Il prossimo autunno inverno 2013/14 vede come punti di partenza la geometria, il colore e la materia.

E’ l’essenzialità che cerca nel dettaglio la sua espresione, portandola ad una tecnica sartoriale per arrivare ad abiti costruiti come leggere sculture composte in un delicato equilibrio di accostamento tra textures e fasce di colori, dove l’occhio stenta persino a distinguere ciò che è cucito.

Due fonti di ispirazione guidano il percorso creativo di questa collezione: Rothko per il colore e la sinuosità delle opere di Vico Magistretti per tagli e linee.

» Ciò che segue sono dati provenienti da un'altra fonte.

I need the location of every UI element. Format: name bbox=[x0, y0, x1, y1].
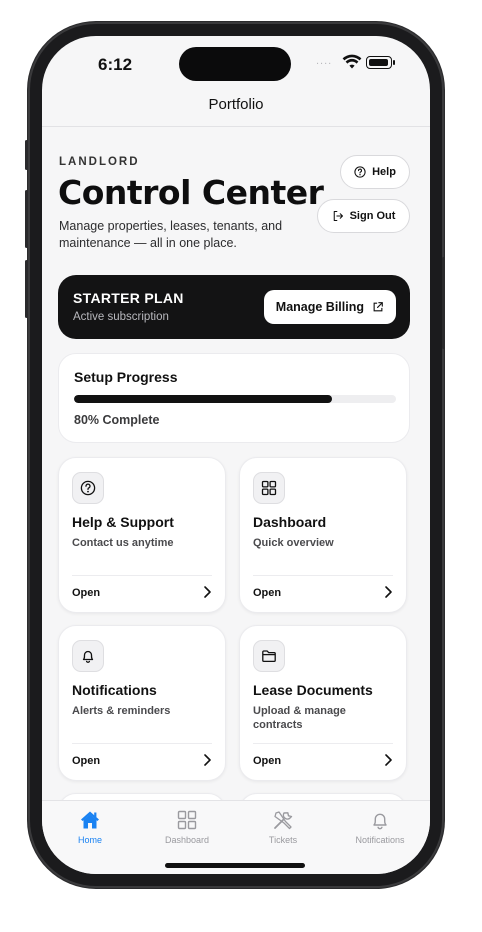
tile-notifications[interactable]: Notifications Alerts & reminders Open bbox=[58, 625, 226, 781]
nav-title: Portfolio bbox=[208, 96, 264, 113]
tile-open-label: Open bbox=[72, 587, 101, 599]
plan-card: STARTER PLAN Active subscription Manage … bbox=[58, 275, 410, 339]
tile-subtitle: Upload & manage contracts bbox=[253, 705, 346, 731]
manage-billing-button[interactable]: Manage Billing bbox=[263, 290, 396, 324]
page-subtitle: Manage properties, leases, tenants, and … bbox=[59, 219, 283, 250]
tab-label: Notifications bbox=[355, 835, 405, 845]
chevron-right-icon bbox=[385, 586, 392, 598]
tile-title: Help & Support bbox=[72, 514, 174, 530]
dynamic-island bbox=[179, 47, 291, 81]
divider bbox=[72, 575, 212, 576]
tools-icon bbox=[274, 811, 293, 830]
manage-billing-label: Manage Billing bbox=[275, 300, 364, 314]
grid-icon bbox=[253, 472, 285, 504]
tab-notifications[interactable]: Notifications bbox=[335, 809, 425, 845]
bell-icon bbox=[72, 640, 104, 672]
plan-name: STARTER PLAN bbox=[73, 290, 184, 306]
tile-title: Dashboard bbox=[253, 514, 327, 530]
help-circle-icon bbox=[72, 472, 104, 504]
sign-out-icon bbox=[333, 210, 343, 222]
plan-status: Active subscription bbox=[73, 311, 169, 323]
help-button-label: Help bbox=[372, 166, 396, 178]
folder-icon bbox=[253, 640, 285, 672]
volume-down-button bbox=[25, 260, 28, 318]
tab-home[interactable]: Home bbox=[45, 809, 135, 845]
chevron-right-icon bbox=[204, 754, 211, 766]
status-bar: 6:12 .... bbox=[42, 36, 430, 94]
volume-up-button bbox=[25, 190, 28, 248]
setup-progress-card: Setup Progress 80% Complete bbox=[58, 353, 410, 443]
chevron-right-icon bbox=[385, 754, 392, 766]
tile-open-label: Open bbox=[72, 755, 101, 767]
wifi-icon bbox=[342, 54, 362, 69]
app-screen: 6:12 .... Portfolio LANDLORD Control Cen… bbox=[42, 36, 430, 874]
nav-divider bbox=[42, 126, 430, 127]
sign-out-button-label: Sign Out bbox=[349, 210, 396, 222]
external-link-icon bbox=[373, 302, 383, 312]
tile-dashboard[interactable]: Dashboard Quick overview Open bbox=[239, 457, 407, 613]
help-circle-icon bbox=[354, 166, 366, 178]
tab-label: Home bbox=[77, 835, 102, 845]
progress-track bbox=[74, 395, 396, 403]
grid-icon bbox=[177, 810, 197, 830]
progress-title: Setup Progress bbox=[74, 369, 178, 385]
tile-lease-documents[interactable]: Lease Documents Upload & manage contract… bbox=[239, 625, 407, 781]
tile-subtitle: Contact us anytime bbox=[72, 537, 174, 549]
help-button[interactable]: Help bbox=[340, 155, 410, 189]
power-button bbox=[442, 257, 445, 349]
sign-out-button[interactable]: Sign Out bbox=[317, 199, 410, 233]
home-indicator[interactable] bbox=[165, 863, 305, 868]
tile-title: Lease Documents bbox=[253, 682, 373, 698]
tile-open-label: Open bbox=[253, 755, 282, 767]
signal-icon: .... bbox=[316, 55, 333, 67]
divider bbox=[72, 743, 212, 744]
bell-icon bbox=[373, 813, 387, 830]
tab-label: Tickets bbox=[268, 835, 298, 845]
battery-icon bbox=[366, 56, 395, 69]
mute-switch bbox=[25, 140, 28, 170]
tile-help-support[interactable]: Help & Support Contact us anytime Open bbox=[58, 457, 226, 613]
tile-subtitle: Alerts & reminders bbox=[72, 705, 171, 717]
page-title: Control Center bbox=[58, 173, 324, 212]
tab-tickets[interactable]: Tickets bbox=[238, 809, 328, 845]
eyebrow-label: LANDLORD bbox=[59, 156, 140, 168]
chevron-right-icon bbox=[204, 586, 211, 598]
divider bbox=[253, 743, 393, 744]
tile-subtitle: Quick overview bbox=[253, 537, 334, 549]
status-time: 6:12 bbox=[98, 55, 133, 74]
progress-bar bbox=[74, 395, 332, 403]
tile-title: Notifications bbox=[72, 682, 157, 698]
progress-label: 80% Complete bbox=[74, 413, 160, 427]
tile-open-label: Open bbox=[253, 587, 282, 599]
tab-label: Dashboard bbox=[164, 835, 210, 845]
tab-dashboard[interactable]: Dashboard bbox=[142, 809, 232, 845]
house-icon bbox=[81, 811, 99, 829]
divider bbox=[253, 575, 393, 576]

La sartorialità della scuola italiana, il ben fatto come espressione di rivendicazione di una capacità tutta italiana nella moda e nel design che non subisce tempo, tecnologia o globalizzazione, ma rimane nostra espressione di tradizione e storia.

La “Semplicità e Purezza dei tagli” seguendo il credo che sia strumento di valorizzazione del ben fatto e della qualità dei tessuti.

Una moda facile, immediata ma non per questo meno gratificante. La sobrietà come approccio di eleganza, senza togliere alcun vezzo attraverso il colore, un tocco di femminilità dato da geometriche aperture sulla schiena o l’utilizzo di un macramè geometrico e moderno. Il tentativo di distacco da quel mondo troppo ostentato o stereotipato in cui non tutte le donne si sentono a loro agio nel vestire il quotidiano.

Colori morbidi, caldi come il blu cobalto, il rame e l’oro antico declinati in tessuti avvolgenti. Micro stampe pixel su cloqué, duchesse abbinata a visone, loden di lana abbinato a duchesse per rendere femminile anche il capo che nasce con un DNA più “sportivo”; maglie in yak, seta, cashmere lavorate in punti che evocano  linee e geometrie.